Arte marziale (lat.ars martialis, „die Kunst des Mars“,der römische Gott des Krieges)
...Kampfkunst auf italienisch.

 Die Geschichte der italienischen Kampfkunst ist die der europäischen Kampfkünste. Über Hunderte von Jahren entstanden eine Vielzahl von Methoden und Techniken. Zahlreiche Texte und Darstellungen belegen einen systematischen Unterricht schon in der Antike... im Ringen, Faustkampf und im Waffenkampf des Römischen Heeres oder der Gladiatoren.
 Die erste umfassende schriftliche Anleitung findet sich aber erst im 15.Jahrhundert. Der italienische Fechtmeister Fiore de Liberi beschreibt in seinem Buch detailliert den Kampf mit verschiedenen Waffen sowie Ringtechniken.
Die von ihm begründete italienische Fechtschule ist mit dem Aufkommen des Rapiers im 16. und 17.Jahrhundert die dominierende in ganz Europa.

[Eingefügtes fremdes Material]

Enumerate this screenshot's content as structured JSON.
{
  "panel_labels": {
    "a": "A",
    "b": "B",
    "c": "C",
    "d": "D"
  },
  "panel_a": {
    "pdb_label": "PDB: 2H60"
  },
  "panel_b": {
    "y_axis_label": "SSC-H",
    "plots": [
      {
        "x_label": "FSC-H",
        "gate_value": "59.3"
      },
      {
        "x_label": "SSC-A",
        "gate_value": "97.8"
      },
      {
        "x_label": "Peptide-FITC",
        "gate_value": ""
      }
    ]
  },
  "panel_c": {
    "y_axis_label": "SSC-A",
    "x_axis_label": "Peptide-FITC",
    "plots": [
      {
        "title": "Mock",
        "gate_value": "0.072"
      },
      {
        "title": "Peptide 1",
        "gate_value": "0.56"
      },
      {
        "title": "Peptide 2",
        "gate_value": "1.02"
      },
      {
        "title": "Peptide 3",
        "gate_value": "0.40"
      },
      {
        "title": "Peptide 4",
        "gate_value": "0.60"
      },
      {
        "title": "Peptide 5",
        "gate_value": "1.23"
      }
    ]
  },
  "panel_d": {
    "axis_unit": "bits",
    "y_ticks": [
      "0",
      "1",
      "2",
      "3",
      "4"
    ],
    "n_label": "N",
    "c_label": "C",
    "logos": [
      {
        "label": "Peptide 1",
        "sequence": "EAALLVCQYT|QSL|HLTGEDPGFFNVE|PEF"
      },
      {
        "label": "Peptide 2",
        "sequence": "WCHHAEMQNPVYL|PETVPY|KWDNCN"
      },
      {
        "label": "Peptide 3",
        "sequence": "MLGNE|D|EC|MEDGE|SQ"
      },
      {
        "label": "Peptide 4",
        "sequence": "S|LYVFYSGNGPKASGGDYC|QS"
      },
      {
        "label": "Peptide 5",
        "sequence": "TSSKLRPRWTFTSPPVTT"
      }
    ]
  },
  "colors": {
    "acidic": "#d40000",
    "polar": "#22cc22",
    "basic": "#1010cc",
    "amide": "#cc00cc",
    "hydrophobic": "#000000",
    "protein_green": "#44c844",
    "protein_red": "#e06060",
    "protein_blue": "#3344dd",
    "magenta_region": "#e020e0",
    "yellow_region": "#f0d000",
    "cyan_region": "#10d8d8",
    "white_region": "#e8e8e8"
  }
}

Ab dem 18.Jahrhundert verliert das Schwert zunehmend an Bedeutung und es rücken mehr und mehr waffenlose Techniken und Selbstverteidigung in den Fokus.

Unabhängig ob akademischen, militärischen oder zivilen Ursprungs, alle Methoden teilen sich die gleichen Prinzipien, Struktur und Kultur.

Im 19.Jahrhundert entstehen in europäischen Metropolen sozusagen die ersten "Mixed Martial Arts" Schulen, die englisches Boxen, Militärisches Fechten, Ringen, französisches Savate, verschiedene Stockkampfstile und Straßenkampf unterrichten.